Марончелли, долго пробыв в одиночестве, был помещен вместе с графом Камилло Ладерки, этот последний через несколько дней вышел из тюрьмы, как невиновный, а первый снова остался один. Из наших товарищей так же ушли, как невиновные, профессор Джан-Доменико Романьози и граф Джованни Арривабене. Капитан Рециа и синьор Канова находились вместе. Профессор Ресси лежал при смерти в камере, рядом с той, где были те двое.
— Ведь приговор относительно тех, которые не ушли отсюда, уже получен. Чего же ждут и не объявляют нам его? — говорил я. — Может быть, когда умрет бедный Ресси или когда он будет в состоянии выслушать приговор, не правда ли?
— Думаю, что так.
Всякий день я спрашивал о несчастном.
— У него отнялся язык, снова в состоянии говорить, но бредит и ничего не понимает, подает мало признаков жизни, часто харкает кровью и все еще бредит, ему хуже, стало лучше, в агонии.
Такие ответы давались мне в течение многих недель. Наконец, в одно прекрасное утро мне сказали: умер!
Я поплакал о нем и потом утешился той мыслью, что он не узнал своего приговора!
На следующий день, 21 февраля 1822 года, пришел за мной смотритель. Было десять часов утра. Смотритель привел меня в залу заседаний комиссии и ушел. Президент, инквизитор и двое судей ассистентов, сидевшие при моем входе, теперь поднялись с кресел.
Президент с выражением благородного соболезнования сказал мне, что приговор получен и что решение суда было страшное, но что император уже смягчил его.
Инквизитор прочитал мне приговор: приговаривается к смертной казни.

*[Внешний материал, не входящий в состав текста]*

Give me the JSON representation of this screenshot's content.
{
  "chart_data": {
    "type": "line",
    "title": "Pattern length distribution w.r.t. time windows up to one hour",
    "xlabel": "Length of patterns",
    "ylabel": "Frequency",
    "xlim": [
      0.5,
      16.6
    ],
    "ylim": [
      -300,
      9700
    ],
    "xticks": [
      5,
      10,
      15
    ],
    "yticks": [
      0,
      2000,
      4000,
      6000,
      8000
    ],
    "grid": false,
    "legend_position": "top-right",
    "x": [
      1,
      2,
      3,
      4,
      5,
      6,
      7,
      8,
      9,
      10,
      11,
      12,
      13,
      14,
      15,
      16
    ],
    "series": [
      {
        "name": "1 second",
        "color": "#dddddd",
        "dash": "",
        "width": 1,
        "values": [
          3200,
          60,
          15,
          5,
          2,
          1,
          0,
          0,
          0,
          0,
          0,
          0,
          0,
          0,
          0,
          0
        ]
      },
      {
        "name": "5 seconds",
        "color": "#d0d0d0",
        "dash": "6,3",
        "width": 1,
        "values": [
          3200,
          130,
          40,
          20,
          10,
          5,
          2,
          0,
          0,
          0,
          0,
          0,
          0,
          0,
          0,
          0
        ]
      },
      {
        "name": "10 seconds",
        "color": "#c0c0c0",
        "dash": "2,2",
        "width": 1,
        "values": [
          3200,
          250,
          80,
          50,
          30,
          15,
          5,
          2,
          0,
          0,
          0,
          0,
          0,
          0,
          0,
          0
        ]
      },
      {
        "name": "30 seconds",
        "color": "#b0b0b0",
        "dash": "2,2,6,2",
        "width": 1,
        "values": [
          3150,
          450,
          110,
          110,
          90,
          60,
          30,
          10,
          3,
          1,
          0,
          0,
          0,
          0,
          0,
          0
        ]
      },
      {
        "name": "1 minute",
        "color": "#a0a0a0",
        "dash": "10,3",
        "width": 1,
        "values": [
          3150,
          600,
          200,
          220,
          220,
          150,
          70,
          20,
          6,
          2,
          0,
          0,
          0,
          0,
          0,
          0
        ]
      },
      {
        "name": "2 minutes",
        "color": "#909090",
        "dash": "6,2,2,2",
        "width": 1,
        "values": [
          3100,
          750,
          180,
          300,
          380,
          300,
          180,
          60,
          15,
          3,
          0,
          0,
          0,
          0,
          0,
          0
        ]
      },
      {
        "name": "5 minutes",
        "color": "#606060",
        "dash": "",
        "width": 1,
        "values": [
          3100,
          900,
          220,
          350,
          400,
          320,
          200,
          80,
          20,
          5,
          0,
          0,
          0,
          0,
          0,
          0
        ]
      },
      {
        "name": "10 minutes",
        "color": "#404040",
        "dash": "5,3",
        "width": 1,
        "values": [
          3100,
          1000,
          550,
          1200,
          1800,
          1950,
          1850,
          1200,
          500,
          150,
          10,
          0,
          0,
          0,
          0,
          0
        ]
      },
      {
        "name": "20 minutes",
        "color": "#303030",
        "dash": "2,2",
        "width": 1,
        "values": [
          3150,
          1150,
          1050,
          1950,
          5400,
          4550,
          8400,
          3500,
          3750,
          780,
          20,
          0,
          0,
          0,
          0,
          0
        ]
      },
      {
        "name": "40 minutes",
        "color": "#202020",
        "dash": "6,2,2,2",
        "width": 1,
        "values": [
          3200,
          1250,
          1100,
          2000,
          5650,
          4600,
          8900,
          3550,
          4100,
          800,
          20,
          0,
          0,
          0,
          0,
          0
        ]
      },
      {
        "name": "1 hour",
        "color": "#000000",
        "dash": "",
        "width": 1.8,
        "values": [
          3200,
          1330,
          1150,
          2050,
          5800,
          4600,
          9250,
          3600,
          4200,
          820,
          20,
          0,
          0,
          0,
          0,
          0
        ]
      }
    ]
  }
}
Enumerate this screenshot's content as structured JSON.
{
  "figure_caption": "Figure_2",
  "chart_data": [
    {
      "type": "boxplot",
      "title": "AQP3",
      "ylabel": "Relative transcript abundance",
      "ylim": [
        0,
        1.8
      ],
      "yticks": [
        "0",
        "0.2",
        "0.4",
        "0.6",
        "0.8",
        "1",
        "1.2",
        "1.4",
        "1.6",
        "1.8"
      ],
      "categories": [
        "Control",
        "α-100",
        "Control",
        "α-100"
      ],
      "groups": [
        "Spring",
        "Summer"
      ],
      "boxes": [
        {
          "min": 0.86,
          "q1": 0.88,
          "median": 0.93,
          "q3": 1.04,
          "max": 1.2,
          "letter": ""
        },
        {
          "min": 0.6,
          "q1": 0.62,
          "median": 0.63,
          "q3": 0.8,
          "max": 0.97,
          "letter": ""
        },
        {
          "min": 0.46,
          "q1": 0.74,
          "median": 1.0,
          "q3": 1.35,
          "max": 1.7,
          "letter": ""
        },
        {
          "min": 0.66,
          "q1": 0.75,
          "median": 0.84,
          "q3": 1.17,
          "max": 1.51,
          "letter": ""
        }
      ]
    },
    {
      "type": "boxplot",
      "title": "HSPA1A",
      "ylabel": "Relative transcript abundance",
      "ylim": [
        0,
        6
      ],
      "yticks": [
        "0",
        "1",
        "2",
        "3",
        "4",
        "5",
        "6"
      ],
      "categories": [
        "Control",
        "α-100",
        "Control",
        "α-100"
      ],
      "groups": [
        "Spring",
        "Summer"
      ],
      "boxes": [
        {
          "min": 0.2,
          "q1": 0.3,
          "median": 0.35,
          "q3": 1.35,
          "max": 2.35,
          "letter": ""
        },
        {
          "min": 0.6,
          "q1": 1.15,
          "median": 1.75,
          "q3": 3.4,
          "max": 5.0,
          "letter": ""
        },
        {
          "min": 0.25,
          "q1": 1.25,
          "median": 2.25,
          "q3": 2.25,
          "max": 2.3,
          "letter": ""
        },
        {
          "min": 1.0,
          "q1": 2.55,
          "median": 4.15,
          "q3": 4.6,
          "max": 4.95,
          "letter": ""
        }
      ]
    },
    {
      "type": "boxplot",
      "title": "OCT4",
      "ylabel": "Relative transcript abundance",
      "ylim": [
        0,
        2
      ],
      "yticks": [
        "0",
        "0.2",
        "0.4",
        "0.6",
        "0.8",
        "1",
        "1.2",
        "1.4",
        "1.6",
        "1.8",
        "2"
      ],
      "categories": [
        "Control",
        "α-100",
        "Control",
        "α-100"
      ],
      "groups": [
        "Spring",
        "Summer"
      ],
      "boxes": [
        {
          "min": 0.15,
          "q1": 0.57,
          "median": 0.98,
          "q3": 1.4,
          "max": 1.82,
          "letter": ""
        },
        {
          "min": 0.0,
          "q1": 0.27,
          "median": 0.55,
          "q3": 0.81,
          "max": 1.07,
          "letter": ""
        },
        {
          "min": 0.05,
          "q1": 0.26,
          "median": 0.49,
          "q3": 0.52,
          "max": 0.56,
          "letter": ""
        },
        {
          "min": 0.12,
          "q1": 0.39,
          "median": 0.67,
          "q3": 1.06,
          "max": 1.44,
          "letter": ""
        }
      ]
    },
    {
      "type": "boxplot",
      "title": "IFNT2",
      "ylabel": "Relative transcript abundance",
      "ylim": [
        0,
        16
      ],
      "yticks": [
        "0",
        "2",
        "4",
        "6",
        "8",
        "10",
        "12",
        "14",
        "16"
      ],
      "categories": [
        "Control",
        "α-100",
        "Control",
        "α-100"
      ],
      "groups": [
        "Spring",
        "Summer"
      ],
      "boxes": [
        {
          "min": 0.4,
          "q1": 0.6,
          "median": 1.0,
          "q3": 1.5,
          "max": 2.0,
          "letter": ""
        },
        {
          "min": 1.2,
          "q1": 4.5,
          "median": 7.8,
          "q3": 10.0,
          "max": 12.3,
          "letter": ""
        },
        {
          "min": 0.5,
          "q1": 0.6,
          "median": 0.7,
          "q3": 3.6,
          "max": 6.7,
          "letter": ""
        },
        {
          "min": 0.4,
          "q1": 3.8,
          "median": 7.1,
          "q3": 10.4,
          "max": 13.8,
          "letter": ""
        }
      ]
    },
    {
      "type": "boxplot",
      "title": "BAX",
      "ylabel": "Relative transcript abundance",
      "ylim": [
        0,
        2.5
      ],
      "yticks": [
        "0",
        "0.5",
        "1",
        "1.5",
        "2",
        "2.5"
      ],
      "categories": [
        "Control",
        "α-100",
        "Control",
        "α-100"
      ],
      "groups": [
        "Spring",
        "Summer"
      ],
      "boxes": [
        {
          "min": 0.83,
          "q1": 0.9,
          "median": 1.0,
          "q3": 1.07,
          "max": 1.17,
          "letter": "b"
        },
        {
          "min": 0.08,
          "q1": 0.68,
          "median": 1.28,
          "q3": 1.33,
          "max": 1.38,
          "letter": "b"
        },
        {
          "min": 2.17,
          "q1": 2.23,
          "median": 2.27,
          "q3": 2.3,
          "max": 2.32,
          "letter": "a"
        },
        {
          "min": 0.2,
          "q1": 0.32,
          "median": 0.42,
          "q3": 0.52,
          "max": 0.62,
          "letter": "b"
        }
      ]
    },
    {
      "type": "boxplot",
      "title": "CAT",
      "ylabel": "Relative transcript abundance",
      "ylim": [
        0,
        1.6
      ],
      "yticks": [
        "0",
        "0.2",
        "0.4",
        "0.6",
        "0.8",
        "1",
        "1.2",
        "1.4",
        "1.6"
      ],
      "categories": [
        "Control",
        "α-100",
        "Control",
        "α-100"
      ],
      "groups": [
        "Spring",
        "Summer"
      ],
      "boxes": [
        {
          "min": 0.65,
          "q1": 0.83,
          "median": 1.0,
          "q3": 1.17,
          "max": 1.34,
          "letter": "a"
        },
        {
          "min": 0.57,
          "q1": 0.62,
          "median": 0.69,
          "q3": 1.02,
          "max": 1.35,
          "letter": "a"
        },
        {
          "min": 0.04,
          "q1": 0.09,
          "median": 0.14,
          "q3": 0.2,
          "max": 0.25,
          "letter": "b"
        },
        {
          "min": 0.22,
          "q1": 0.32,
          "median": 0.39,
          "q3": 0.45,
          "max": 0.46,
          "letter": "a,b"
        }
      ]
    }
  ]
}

Затем он прочел рескрипт императора: смертную казнь заменить тяжким заключением в крепости Шпильберг на пятнадцать лет.
Я отвечал: «Да будет воля Божия.»
И я действительно желал принять по-христиански этот страшный удар, не показать, не питать к кому бы то ни было злобного чувства.
Президент похвалил мое спокойствие и посоветовал мне всегда хранить его, говоря, что от этого спокойствия могло зависеть то, что, может быть, через два, три года меня сочтут достойным большей милости. (Вместо двух, трех лет прошло много больше).
И другие судьи обратились ко мне с ласковыми словами надежды. Но один из них, казавшийся все время следствия враждебным ко мне, сказал мне какую-то любезность, которая показалась мне колкой, она не согласовалась с выражением его глаз, в которых, я поклялся бы в этом, играла обидная радость и оскорбительный смех.
Теперь я не поклянусь, чтобы это было так: я мог прекрасно быть введен в заблуждение. Но тогда кровь вскипела во мне, и мне стоило больших усилий не разразиться бешенством. Я скрыл его, и в то время, когда меня хвалили за христианское терпение, я втайне уже потерял его.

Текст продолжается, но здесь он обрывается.